How do I stop a lemon and ginger traybake from sinking in the middle?

A traybake usually sinks when the batter is too wet or the oven door is opened too early. Make sure you cream the butter and sugar well, measure flour accurately, and keep the oven closed for at least the first 20 minutes of baking.

Why is my lemon and ginger traybake dense instead of light and fluffy?

A dense sponge often means the butter and sugar weren’t creamed enough or the flour was overmixed. Beat the mixture until pale and fluffy, then fold in the flour gently to keep the batter airy.

Can I use fresh ginger instead of ground or crystallised ginger in this traybake?

You can use fresh ginger, but reduce the quantity because it has a stronger flavour and more moisture.

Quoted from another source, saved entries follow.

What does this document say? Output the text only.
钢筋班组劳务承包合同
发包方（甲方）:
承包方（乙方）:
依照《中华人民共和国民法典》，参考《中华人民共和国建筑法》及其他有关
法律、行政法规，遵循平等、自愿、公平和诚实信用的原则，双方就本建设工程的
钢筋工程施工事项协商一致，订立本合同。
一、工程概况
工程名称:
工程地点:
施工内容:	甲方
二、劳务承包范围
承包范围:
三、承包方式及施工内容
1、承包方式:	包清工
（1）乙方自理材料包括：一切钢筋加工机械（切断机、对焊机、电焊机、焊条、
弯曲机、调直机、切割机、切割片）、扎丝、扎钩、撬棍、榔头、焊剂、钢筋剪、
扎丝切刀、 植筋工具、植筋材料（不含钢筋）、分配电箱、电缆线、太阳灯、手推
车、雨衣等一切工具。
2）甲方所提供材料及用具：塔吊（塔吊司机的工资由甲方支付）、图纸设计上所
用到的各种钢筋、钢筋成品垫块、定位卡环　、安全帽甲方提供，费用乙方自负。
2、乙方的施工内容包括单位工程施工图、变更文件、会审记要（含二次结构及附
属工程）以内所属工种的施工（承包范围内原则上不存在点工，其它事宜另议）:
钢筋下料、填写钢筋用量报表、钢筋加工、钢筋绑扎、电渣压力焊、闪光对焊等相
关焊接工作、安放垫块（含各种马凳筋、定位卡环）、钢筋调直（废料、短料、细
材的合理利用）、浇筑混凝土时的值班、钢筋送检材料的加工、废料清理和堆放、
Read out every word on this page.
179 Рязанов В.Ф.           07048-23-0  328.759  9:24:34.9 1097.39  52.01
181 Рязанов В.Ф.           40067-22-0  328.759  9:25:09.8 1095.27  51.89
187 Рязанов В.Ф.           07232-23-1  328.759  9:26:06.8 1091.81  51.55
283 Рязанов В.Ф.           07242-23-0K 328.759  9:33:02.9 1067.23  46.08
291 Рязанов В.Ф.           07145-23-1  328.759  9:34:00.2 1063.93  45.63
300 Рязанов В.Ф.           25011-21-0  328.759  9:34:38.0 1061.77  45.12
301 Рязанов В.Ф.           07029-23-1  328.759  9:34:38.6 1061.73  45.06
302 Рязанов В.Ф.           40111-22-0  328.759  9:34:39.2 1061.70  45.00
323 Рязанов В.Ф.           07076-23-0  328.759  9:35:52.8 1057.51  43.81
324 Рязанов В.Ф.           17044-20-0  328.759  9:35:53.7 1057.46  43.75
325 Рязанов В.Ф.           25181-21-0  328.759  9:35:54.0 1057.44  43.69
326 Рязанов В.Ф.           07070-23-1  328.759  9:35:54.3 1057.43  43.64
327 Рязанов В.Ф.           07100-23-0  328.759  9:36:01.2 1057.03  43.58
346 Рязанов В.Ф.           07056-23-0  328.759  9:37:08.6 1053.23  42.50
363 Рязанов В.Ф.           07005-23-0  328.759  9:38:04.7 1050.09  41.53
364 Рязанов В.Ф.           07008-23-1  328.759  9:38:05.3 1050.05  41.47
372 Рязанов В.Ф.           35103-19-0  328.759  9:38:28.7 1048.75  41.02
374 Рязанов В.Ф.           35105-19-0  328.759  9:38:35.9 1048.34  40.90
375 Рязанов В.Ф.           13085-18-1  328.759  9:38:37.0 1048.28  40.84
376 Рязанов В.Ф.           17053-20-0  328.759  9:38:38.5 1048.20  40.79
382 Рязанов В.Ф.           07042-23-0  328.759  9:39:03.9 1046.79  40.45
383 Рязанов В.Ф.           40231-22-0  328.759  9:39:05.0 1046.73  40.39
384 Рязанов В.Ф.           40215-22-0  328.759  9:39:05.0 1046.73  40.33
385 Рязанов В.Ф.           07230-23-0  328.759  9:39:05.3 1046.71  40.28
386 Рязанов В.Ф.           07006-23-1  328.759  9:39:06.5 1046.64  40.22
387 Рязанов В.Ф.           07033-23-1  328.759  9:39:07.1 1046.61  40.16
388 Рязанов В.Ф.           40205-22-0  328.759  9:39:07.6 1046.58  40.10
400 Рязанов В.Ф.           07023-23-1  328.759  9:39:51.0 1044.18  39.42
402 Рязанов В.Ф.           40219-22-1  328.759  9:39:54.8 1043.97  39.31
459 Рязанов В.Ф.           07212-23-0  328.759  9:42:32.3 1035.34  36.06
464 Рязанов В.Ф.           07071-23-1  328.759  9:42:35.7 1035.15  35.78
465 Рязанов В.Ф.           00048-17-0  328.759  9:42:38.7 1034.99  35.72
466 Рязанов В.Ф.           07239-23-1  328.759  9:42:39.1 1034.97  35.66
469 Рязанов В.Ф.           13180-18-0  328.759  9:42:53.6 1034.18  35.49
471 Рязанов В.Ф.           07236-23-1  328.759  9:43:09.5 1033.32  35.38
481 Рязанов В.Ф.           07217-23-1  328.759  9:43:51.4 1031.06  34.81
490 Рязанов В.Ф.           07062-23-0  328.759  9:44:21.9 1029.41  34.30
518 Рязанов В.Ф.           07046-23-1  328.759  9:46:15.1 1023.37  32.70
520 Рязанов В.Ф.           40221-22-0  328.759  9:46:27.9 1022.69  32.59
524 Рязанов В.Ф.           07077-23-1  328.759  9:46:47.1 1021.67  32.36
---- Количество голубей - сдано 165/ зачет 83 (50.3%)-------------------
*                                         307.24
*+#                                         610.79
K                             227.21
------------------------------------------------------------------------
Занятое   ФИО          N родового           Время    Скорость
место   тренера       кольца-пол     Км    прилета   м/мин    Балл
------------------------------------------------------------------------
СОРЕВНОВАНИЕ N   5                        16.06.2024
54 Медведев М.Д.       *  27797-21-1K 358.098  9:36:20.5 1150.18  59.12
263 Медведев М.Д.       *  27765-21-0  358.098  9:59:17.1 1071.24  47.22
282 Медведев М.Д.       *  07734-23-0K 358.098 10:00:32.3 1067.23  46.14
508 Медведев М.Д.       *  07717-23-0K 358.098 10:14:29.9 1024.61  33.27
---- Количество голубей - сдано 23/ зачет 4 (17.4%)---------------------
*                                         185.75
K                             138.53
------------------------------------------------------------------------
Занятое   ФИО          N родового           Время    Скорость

About 1 tablespoon of finely grated fresh ginger works well without making the sponge wet.

How do I make the lemon icing set properly on the traybake?

The icing sets best when the cake is completely cool. Mix icing sugar with lemon juice until thick but pourable, spread it evenly, and let it stand at room temperature until firm.

Wrapping It Up

This Mary Berry Lemon and Ginger Traybake is a comforting yet refreshing bake that fits into any occasion. It’s easy, reliable, and full of warm citrus flavour that everyone enjoys. The simple steps, adaptable ingredients, and clean-cut traybake presentation make it a recipe you’ll want to revisit often.

With the tips and variations above, you can customise it to suit your taste and create a traybake that always turns out beautifully.